よいなーFIRST SIGNALの新譜。スタイル的に古典的過ぎる程古典的なのにいちいちクォリティが高くて安心して聴いていられる。名盤とかではないけれどメロハー好きは必ず気に入ると言い切りたいレベルだ。
何の新味の無いサウンドでも丁寧に作ってあればそれだけで聴いていて楽しい。言い方は悪いが、人の作ったものの上に乗っかってるのは本当に楽ちんだな。
「丁寧」は結構無意識レベルでも効いてくる。聴き手が自覚的でなくても「どこがいいのかよくわかんないけどなんとなくいい」という感覚は、作り手が練りに練って作り込んで突き詰めた状態が生み出している場合が多い。
で、だ。ベテランになってくると「徹底して突き詰める」のが上手い人と「ほどほどで見切りをつける」のが上手い人に別れてくる気がしている。前者は、アイデアとしては平凡かもしれないものでも目一杯魅力を引き出してそれなりに聴かせるところまでもっていける人。後者は、いいアイデアが生まれたら変に捏ねくり回さずに素材の良さにある程度任せてしまう人。
どちらがいいとかでもなく、一長一短。さて言いたいことは。ヒカルが今どちらなんだろうという話。デビュー20年なのでベテランと言っても差し支えないし、言わなくても変じゃない、そんなお年頃。
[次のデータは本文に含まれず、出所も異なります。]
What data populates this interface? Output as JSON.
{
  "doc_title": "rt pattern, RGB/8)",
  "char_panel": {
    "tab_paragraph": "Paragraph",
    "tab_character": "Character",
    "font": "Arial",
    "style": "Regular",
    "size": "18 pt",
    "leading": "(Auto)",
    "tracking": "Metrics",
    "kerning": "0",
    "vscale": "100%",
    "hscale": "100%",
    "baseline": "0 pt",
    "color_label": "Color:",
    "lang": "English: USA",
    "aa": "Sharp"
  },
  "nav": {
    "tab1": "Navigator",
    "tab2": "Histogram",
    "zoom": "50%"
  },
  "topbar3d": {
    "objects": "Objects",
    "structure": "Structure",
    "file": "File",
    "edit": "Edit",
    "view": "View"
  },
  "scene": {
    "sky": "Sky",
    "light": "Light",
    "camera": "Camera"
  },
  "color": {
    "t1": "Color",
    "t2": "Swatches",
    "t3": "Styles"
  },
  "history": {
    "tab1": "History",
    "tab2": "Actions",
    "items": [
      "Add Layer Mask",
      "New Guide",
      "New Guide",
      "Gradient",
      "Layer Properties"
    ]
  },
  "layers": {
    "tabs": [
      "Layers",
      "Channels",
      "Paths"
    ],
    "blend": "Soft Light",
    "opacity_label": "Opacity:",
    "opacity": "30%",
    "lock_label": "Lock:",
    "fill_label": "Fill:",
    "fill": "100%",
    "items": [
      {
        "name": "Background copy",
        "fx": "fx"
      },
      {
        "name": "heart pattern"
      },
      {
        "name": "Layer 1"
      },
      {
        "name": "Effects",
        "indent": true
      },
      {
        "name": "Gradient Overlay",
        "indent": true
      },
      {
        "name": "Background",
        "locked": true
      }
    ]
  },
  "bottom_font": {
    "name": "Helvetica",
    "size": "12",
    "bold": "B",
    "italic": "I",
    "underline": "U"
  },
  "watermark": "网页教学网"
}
アルバム『初恋』を聴く限り、「どちらともいえない」「どちらでもある」という過渡期も過渡期な気がする。細部まで突き詰める強さは『DEEP RIVER』などで顕著だ。一方で素材の良さで勝負したのは『This Is The One』だという印象が強い。私ゃ。
『初恋』は両方が混在している…というか、なんか区別がつきづらいんだよね。『夕凪』なんかジャムセッションの延長線上にあるようにも聞こえるし、もうこれ以上どうしようもないようにも思えるし。『残り香』なんかは素材の良さで勝負なのかと思いきや、音数が少ない割に案外編曲に隙が無く、これはこれで突き詰めた結果なのかもしれないと訝ってしまう。ちょっと判断が難しいなぁ。
瞬発力のあるアレンジと、建造物のようにしっかりカッチリしたサウンドが入れ替わり立ち替わりしているようにも思える。どうもこれは、次の新曲、次のアルバムがリリースされてそれと聴き較べないと本当の意味ではわからない気がしてきた。ふむ、そろそろ次のフェイズってことかな? 気分の問題はないだろうだけどね。